The IRA LLC allows for any investment that is not a prohibited transaction, including cash in the IRA LLC bank account, stocks, bonds, private placements, oil and gas leases, investment real estate, precious metals in your closet, etc…
An IRA LLC is not subject to annual audits, although anyone subject to U.S. taxes is subject to an IRS audit, so one would just need to be able to furnish the assets of the IRA LLC. The basic annual requirement is merely the reporting of the LLC’s assets.
The real advantage of the IRA LLC is that it acts as an emergency hedge, without requiring that you leave the system entirely. There is no penalty in using one, and you can still put the assets to work for you and leverage your precious metals as collateral.

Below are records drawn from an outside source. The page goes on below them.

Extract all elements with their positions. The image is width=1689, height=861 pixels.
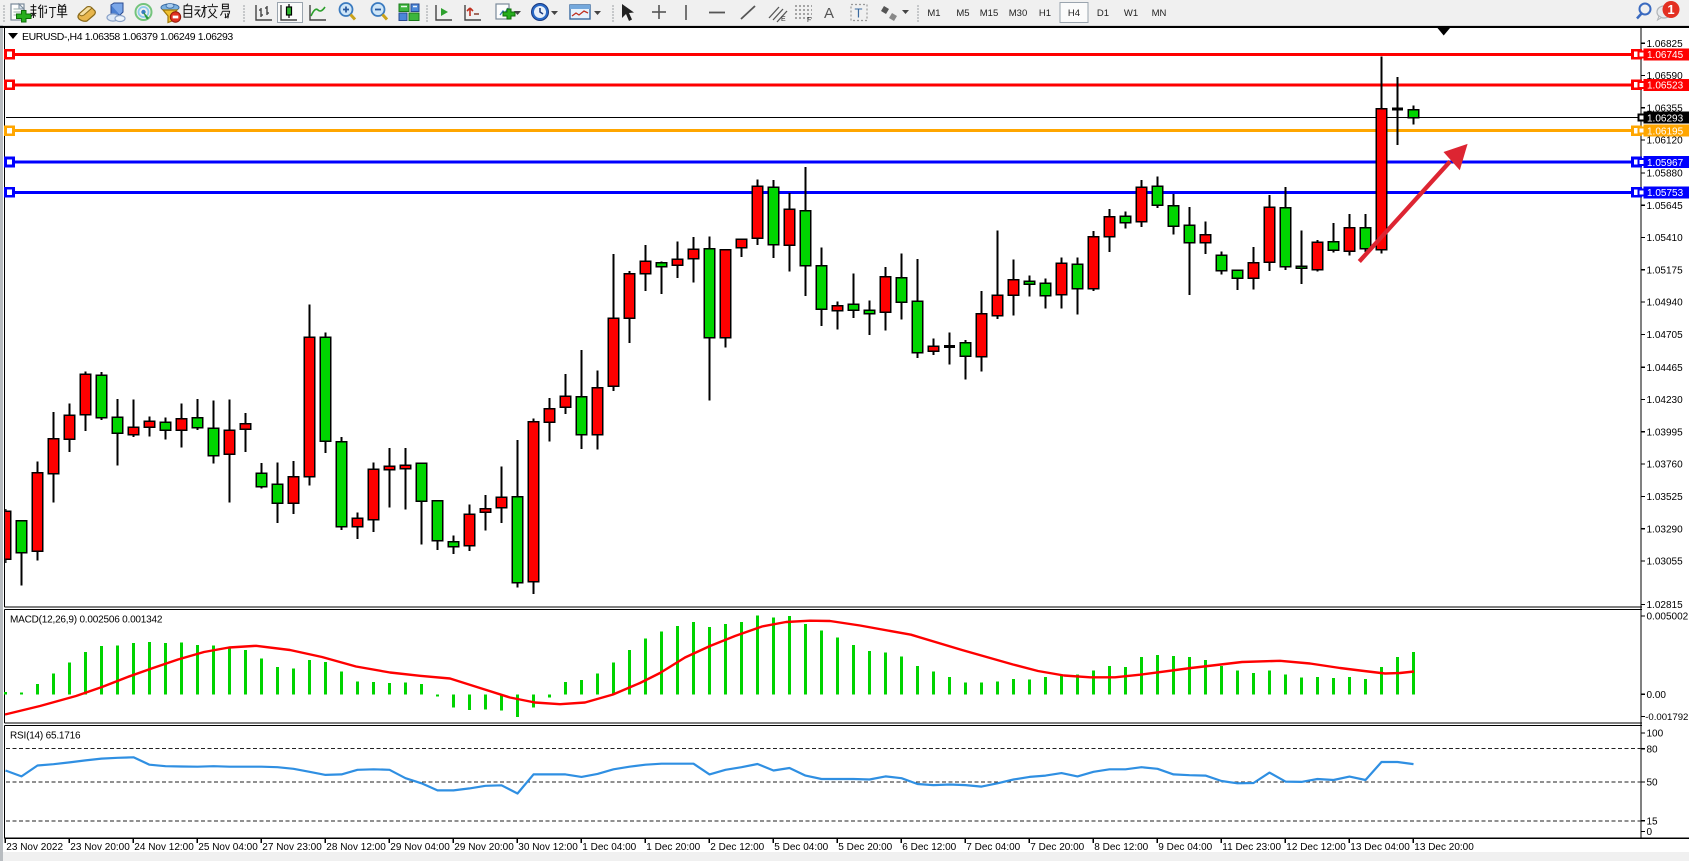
svg-text:5 Dec 04:00: 5 Dec 04:00 [774, 842, 828, 853]
svg-text:1.05410: 1.05410 [1647, 233, 1684, 244]
svg-text:23 Nov 2022: 23 Nov 2022 [6, 842, 63, 853]
svg-text:9 Dec 04:00: 9 Dec 04:00 [1158, 842, 1212, 853]
svg-text:0: 0 [1647, 827, 1653, 838]
svg-text:E: E [781, 16, 786, 23]
svg-text:F: F [807, 17, 811, 24]
svg-text:1.06590: 1.06590 [1647, 71, 1684, 82]
svg-text:6 Dec 12:00: 6 Dec 12:00 [902, 842, 956, 853]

American Eagles are the only coins eligible for personal holding within such an IRA LLC. Other bullion is allowable in traditional self-directed PM IRAs, but they cannot be held personally, only in a depository.
Some 401 retirement plans allow the participant to periodically withdraw into an IRA while still contributing and building their 401 plan. Old 401 plans are free to rollover.
Australia’s Retirement Program
In Australia, you can choose where you invest your retirement money, however under stricter guidelines and yearly audits.
Property and borrowing for certain investment properties are allowed, as well as stocks, authorized property funds, gold and silver. Other investments are also permitted, although mainly bricks and mortar.
These plans have tax benefits and once it reaches maturity, they offer excellent tax free incentives. However, these plans are much more costly to set up and audits are much more expensive. It is recommended to have at least $100k at set up to make them worthwhile.
Such precious metal retirement programs are not the same or as cheap as the "option" of holding unencumbered metal under your direct control or possession, but they seem to be the next best thing since they are not potentially worthless digital or paper assets.